La mostra pavese può contare pure su 80 fotografi italiani e stranieri. I fotografi che hanno aderito e condiviso sin dall’inizio le finalità del progetto provengono non solo dall’Oltrepò Pavese, molti dei quali hanno esposto durante l’ultima edizione di Voghera Fotografia, ma vengono da tutta Italia, ai quali si è aggiunto anche l’americano Harry De Zitter. Ci sono i ciechi turisti di Aldo Agnelli che arrancano in denso latte bianco.
tanta natura intatta e affatto incontaminata, come lo specchio di montagna disabitata sul lago di Carlo Meazza, per il quale l’uomo e i suoi artifici non esistono più in nessuna delle parti: quella che specchia e la riflessa. L’anatra bianca di Chantal Bega si scioglie al sole insieme con l’orizzonte.
Poche figure umane abitano la pellicola. C’è L’origine del mondo di Dario Bonazza che trasferisce concretezza al titolo dell’opera di Gustave Courbet, facendo albeggiare da un pube muliebre il pianeta. Davide Parentela mette a distanza tutto lil caloroso affetto tra Charlie Chaplin e il Monello, nel rispetto delle distanze sociali che vengono raccomandate da tanti dei fotografi in mostra. Come dalla sedotta e abbandonata, perché per legge ministeriale con il covid-19 non si fa l’amore di Fabio Salmoirago, della quale è rimasta soltanto la spinosa contorta e cifotica colonna vertebrale . O il musicista di Fabio Treves nascosto dietro barba da Babbo Natale e occhiali da sole per avere più carisma e sintomatico mistero davanti a un pubblico che non c’è. C’è contatto, invece, tra i due lottatori di Elide Cataldo. O meglio no, anche loro rientrano nella legalità perché non sono sagome, ma ombre: il vero contatto non può esserci. Fino alla coppia mista di sconosciuti che aspettano l’autobus, seduti sì l’uno accanto all’altro, ma ben divisi da due separatori in ferro massiccio. Il contatto è ancora più estremo nella fotografia di Flavio Tecchio dove un bambino si stringe fortisssimo alle gambe del papà come a gridare che no, l’affetto non ce lo potete togliere con un decreto ministeriale.
E ancora tanta architettura, perché quello che l’uomo ha costruito non può desertificarsi.
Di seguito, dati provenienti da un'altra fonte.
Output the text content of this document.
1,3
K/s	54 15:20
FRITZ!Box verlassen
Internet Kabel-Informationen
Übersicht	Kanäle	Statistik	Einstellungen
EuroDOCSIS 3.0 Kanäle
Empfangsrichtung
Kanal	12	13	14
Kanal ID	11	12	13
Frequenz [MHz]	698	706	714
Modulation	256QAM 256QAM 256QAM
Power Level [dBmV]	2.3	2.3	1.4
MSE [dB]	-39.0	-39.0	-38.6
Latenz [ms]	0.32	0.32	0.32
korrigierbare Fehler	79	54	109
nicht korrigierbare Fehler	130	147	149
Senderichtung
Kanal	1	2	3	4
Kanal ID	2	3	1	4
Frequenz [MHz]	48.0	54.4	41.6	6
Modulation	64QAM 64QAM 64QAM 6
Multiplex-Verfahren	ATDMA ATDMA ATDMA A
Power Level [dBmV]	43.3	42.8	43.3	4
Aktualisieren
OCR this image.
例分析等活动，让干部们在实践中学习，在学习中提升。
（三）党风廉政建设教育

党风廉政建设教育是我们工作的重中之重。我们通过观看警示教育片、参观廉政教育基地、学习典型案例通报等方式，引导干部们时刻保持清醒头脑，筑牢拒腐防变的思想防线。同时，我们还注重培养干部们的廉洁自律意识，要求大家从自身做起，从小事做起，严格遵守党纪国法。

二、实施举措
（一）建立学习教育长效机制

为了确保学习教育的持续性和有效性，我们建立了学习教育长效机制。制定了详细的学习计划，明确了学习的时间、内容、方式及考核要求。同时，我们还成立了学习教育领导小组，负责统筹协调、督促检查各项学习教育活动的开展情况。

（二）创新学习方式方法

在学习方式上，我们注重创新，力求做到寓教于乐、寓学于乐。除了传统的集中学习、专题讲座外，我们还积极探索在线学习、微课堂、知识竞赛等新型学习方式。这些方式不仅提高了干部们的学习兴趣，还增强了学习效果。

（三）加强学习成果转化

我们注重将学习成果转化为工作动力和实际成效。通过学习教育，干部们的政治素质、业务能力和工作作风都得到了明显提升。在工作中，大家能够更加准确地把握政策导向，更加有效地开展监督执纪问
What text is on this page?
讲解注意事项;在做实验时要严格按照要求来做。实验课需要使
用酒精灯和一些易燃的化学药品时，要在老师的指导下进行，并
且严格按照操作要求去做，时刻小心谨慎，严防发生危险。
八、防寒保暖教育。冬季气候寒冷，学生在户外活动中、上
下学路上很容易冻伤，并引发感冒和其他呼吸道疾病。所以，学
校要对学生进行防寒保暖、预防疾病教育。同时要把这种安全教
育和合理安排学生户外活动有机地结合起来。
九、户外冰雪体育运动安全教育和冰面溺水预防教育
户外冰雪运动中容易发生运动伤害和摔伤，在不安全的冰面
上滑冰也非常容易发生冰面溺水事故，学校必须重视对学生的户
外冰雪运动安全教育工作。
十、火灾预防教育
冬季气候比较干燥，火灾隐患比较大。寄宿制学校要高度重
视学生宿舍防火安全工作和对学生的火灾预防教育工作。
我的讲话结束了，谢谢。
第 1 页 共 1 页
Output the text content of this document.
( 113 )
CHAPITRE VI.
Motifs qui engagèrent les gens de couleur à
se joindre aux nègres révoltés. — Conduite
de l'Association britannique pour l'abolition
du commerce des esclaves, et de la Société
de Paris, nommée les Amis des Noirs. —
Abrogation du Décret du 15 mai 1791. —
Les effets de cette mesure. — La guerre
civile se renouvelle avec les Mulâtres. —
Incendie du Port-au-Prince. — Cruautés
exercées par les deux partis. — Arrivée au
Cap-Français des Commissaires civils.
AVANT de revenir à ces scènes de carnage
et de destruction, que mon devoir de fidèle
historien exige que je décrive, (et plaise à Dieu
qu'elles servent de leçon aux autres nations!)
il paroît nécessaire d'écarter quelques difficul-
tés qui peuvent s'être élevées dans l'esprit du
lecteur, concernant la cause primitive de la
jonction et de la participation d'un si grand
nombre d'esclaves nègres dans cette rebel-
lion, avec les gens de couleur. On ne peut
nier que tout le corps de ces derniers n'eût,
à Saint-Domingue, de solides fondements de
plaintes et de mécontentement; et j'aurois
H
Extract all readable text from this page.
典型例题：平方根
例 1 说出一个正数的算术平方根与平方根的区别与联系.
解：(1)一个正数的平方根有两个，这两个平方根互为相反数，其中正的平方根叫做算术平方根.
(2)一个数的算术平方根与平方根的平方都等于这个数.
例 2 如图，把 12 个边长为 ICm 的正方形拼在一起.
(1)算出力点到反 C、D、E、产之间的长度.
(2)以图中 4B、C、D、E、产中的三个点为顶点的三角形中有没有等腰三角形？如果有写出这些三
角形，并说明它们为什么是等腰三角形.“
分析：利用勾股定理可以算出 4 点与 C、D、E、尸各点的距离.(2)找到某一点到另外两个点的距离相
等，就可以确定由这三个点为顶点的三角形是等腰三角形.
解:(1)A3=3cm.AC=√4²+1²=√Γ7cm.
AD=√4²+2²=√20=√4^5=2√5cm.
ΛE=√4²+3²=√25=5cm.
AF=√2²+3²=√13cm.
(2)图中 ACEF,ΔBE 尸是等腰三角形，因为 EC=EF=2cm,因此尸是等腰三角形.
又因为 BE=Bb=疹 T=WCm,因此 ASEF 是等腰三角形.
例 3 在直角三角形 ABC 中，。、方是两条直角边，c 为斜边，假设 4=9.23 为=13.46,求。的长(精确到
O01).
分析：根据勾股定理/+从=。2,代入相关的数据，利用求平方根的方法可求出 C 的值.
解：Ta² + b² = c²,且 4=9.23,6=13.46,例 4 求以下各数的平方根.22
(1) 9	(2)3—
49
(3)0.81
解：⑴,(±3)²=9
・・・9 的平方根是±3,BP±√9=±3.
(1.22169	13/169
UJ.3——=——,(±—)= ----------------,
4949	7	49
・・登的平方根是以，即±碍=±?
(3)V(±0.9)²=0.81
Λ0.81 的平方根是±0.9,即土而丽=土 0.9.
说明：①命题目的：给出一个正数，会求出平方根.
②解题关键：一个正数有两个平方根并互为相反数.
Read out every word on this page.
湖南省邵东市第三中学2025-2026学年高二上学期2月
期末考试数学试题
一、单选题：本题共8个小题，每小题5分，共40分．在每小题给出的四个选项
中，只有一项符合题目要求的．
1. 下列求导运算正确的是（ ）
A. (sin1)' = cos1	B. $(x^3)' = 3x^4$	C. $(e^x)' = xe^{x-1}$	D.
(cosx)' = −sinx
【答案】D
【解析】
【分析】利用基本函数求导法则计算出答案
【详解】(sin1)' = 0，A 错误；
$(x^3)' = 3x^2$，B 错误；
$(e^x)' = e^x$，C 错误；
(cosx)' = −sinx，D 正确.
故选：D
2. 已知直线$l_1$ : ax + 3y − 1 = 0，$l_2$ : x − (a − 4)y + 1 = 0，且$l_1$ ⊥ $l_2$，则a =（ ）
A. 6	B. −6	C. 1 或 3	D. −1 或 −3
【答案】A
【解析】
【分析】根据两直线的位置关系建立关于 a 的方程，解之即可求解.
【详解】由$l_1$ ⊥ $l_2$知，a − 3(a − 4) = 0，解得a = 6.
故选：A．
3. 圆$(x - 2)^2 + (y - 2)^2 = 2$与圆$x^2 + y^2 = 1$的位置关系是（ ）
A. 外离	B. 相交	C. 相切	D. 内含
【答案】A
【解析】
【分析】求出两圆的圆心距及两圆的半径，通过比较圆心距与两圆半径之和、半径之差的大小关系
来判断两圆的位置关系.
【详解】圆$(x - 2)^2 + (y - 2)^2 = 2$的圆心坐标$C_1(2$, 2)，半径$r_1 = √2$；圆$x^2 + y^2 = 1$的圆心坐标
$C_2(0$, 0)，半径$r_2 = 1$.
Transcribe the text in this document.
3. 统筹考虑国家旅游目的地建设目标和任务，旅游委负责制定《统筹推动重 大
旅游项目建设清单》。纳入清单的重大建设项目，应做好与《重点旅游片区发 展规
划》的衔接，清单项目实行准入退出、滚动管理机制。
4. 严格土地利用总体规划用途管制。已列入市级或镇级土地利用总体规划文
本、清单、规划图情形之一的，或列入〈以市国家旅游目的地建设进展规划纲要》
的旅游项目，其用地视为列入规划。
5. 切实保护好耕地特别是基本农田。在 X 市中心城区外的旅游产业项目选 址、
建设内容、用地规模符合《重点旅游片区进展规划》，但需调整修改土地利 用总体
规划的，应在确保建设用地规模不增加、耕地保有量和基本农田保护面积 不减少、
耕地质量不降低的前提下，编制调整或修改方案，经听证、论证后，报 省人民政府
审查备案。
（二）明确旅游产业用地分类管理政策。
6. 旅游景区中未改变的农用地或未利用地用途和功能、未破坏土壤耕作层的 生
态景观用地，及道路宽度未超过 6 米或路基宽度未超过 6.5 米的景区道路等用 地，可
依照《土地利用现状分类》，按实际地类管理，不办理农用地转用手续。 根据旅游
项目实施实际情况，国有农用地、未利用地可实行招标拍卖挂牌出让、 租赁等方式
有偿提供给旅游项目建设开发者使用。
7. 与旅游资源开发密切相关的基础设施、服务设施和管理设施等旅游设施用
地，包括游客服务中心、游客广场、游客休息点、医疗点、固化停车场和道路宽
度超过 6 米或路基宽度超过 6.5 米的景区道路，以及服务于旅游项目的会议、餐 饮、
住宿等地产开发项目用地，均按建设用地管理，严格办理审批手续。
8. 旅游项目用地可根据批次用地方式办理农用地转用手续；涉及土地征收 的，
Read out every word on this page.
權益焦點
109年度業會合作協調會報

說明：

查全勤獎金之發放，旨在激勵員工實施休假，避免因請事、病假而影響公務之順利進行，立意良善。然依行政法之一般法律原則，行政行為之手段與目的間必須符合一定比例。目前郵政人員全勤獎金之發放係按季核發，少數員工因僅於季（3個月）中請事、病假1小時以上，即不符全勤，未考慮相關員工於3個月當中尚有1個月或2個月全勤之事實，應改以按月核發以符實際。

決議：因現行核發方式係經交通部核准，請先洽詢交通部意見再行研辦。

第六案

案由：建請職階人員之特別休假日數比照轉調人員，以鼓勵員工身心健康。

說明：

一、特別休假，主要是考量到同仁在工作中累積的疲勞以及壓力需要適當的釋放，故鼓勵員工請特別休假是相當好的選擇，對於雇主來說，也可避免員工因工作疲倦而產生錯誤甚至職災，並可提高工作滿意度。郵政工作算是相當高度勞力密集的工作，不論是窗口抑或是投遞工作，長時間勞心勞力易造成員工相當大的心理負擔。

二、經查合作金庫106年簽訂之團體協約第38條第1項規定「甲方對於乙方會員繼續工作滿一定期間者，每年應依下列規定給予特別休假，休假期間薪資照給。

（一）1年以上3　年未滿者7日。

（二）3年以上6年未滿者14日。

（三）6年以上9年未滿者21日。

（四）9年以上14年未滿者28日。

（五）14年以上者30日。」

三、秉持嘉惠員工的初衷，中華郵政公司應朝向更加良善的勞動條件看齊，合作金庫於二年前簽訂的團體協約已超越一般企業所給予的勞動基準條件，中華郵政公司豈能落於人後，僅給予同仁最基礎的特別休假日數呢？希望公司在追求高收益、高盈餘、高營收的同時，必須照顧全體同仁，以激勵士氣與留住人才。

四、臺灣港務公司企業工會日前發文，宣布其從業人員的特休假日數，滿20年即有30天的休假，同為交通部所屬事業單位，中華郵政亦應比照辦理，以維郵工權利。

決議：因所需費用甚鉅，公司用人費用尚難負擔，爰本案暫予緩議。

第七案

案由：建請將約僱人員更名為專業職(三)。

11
E così nelle opere di Giovanna Matassoni, l’orizzonte è cementificato dai casermoni sbiaditi, a dispetto di quelli fauves di Lorenzo Callerio, e nel deserto asfaltato di Giuliano Giorgi. L’architettura dell’americano De Zitter guarda con cuor di leone il cielo tempestoso.
Potrei andare avanti per ore, perché le suggestioni che provocano in me certe opere sono infinite, ma l’elenco delle opere con i relativi autori è consultabile sul sito www.popupfotografia.it, creato da Pangea Grafica e Comunicazione, dove è possibile anche procedere alla donazione.